Cambiano le regole dei tirocini in Toscana

Cambiano le regole dei tirocini, in Toscana. In sintesi: cresce da 300 a 400 euro il sostegno finanziario mensile per le aziende che impiegano giovani tirocinanti ma è vincolato all’assunzione successiva dei giovani, c’è un aumento del rimborso mensile per gli stessi tirocinanti (da 500 a 600 euro), sono previsti più controlli perché siano vere esperienze formative.

Ci sono anche incentivi che variano dai cinquemila ai diecimila euro per le imprese che assumono i tirocinanti, a seconda che siano a tempo determinato o no.

Nuovi tirocini: le parole di Giani e Nardini

Tutte le nuove linee guida sui tirocini extracurriculari, concertate tra la Regione Toscana e le parti sociali, le hanno presentate ai giornalisti il presidente Giani e l’assessora alla formazione e al lavoro Nardini. Presenti anche i membri della commissione tripartita.

Diamo un segnale – dice Nardini – anche rispetto ad una riforma avviata dall’ex ministro Orlando. “Il nostro obiettivo è quello di qualificare lo strumento del tirocinio affinché costituisca una valida opportunità formativa e offra un serio orizzonte di buona occupazione, stabile, sicura e di qualità”.
“Con le nuove linee guida, adottiamo criteri più selettivi e assicuriamo meccanismi di controllo più efficienti”, ha commentato Giani.

Le parole di Giani e Nardini sono nei nostri tg della sera e della notte del 6 marzo.

Ecco i dettagli (fonte: Regione Toscana)

Cosa sono i tirocini

Il tirocinio è un'esperienza formativa realizzata presso soggetti pubblici o privati. L’obiettivo è di favorire l'ingresso nel mondo del lavoro. Ha finalità formative e di orientamento nel caso in cui sia svolto entro 24 mesi dal conseguimento del diploma o della laurea. Ha finalità di reinserimento qualora sia rivolto a disoccupati, beneficiarie e beneficiari di strumenti di sostegno al reddito o soggetti in cerca di altra occupazione.
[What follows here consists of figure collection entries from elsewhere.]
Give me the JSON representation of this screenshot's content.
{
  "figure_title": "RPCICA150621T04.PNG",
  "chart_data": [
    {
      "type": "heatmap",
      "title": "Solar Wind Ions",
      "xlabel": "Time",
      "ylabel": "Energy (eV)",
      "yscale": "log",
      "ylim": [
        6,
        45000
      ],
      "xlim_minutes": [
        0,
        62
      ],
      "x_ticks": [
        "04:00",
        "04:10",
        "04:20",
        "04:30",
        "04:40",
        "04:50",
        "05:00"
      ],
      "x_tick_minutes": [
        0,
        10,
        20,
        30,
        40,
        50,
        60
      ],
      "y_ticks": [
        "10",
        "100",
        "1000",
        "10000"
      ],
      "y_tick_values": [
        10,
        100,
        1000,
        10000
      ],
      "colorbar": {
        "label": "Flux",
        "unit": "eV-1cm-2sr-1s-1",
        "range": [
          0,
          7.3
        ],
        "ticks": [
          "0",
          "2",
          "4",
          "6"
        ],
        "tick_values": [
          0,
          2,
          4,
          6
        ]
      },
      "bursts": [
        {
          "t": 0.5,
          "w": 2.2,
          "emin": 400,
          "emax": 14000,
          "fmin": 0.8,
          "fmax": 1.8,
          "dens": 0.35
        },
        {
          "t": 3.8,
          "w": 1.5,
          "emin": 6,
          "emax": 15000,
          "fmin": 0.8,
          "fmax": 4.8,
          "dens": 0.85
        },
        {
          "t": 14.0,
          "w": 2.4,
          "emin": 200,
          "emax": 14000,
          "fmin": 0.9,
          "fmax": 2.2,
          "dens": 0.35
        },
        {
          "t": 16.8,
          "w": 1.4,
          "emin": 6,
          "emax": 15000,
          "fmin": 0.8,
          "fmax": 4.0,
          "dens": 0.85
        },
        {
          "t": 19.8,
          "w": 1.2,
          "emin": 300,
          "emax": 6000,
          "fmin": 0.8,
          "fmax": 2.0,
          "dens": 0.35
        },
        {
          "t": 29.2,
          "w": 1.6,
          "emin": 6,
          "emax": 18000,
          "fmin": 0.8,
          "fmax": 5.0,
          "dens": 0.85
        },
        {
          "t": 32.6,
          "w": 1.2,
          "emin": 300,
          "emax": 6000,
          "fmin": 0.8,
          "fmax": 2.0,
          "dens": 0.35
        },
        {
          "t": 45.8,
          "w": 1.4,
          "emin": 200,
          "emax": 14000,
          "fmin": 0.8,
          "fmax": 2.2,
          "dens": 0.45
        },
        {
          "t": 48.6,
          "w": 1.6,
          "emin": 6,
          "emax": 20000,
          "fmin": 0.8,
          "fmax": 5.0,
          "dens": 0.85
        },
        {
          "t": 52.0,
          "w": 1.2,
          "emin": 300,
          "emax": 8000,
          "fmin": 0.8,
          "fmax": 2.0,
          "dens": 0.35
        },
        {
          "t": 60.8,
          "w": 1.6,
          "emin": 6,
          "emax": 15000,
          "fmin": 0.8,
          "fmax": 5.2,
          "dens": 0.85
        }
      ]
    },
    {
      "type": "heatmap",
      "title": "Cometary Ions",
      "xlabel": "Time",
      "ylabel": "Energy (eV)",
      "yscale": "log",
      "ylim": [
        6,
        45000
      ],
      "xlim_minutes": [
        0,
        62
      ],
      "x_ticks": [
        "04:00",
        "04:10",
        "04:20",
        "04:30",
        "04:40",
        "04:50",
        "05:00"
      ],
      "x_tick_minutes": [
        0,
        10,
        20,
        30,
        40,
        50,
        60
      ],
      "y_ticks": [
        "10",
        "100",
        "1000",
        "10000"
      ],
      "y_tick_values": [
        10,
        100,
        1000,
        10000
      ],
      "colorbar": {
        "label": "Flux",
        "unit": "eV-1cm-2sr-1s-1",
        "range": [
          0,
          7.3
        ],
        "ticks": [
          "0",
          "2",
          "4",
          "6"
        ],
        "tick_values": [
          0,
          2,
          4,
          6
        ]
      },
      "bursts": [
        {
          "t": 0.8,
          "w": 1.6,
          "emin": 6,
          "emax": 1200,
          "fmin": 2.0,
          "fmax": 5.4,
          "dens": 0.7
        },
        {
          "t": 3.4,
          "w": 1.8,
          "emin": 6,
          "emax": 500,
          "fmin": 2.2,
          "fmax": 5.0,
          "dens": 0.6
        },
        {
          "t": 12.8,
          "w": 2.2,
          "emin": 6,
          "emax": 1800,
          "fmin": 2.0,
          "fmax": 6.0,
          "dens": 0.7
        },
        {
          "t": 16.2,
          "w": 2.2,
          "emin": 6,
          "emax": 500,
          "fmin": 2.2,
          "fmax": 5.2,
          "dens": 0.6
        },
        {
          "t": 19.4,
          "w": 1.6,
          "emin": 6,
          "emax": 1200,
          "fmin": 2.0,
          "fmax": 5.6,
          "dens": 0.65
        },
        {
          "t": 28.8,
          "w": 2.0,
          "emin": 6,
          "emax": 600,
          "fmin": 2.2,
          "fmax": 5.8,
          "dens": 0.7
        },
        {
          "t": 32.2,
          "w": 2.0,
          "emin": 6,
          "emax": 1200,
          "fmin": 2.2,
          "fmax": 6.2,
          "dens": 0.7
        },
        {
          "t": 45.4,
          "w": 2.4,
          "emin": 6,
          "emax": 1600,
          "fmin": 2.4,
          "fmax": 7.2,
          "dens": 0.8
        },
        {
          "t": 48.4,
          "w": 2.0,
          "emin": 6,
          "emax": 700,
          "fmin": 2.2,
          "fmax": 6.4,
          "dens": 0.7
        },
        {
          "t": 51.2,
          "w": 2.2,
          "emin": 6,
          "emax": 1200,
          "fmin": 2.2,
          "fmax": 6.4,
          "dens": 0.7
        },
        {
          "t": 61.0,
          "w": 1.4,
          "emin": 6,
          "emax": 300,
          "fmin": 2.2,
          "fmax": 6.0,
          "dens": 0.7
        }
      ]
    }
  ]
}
Prevede l’obbligo per l’impresa ospitante di corrispondere al tirocinante un rimborso spese forfettario.

Le cifre che indicano l'aumento

Con le nuove linee guida, in Toscana il rimborso sale da 500 a 600 euro mensili.

Aumenta, passando da 300 a 400 euro, anche il sostegno finanziario regionale al datore di lavoro che ospita giovani tirocinanti di età compresa tra i 18 e i 34 anni. Ma, grazie ai nuovi indirizzi, è subordinato alla stipula, entro trenta giorni dal termine del tirocinio, di un contratto a tempo indeterminato, a tempo determinato di almeno 12 mesi, oppure di apprendistato professionalizzante o duale (I o III livello). Le nuove disposizioni valgono sia per l’assunzione effettuata da parte dell’impresa ospitante, sia quando ad assumere è un’altra impresa, valorizzando così il valore “formativo” dell’impresa ospitante, che si è fatta carico di insegnare un mestiere.

L’impresa ospitante che procederà all’assunzione potrà fruire anche degli incentivi all’occupazione: 8.721 euro nel caso di tempo indeterminato (10.875 per l’assunzione di disabili e svantaggiati) e fino a 4.360 euro per il tempo determinato o l’apprendistato. Per l’assunzione effettuata da un’impresa diversa rispetto a quella ospitante, il datore di lavoro potrà avvalersi degli incentivi previsti dai bandi già attivi dell’Agenzia regionale toscana per l’impiego che mettono a disposizione risorse dell’Fse+ o del Patto per il lavoro.

Comincia anche la sperimentazione del digital badge, tesserino digitale che al termine del tirocinio conterrà attraverso metadati tutte le informazioni sulle esperienze fatte e le abilità acquisite.

Anche l’attività di ricerca e studio sarà implementata.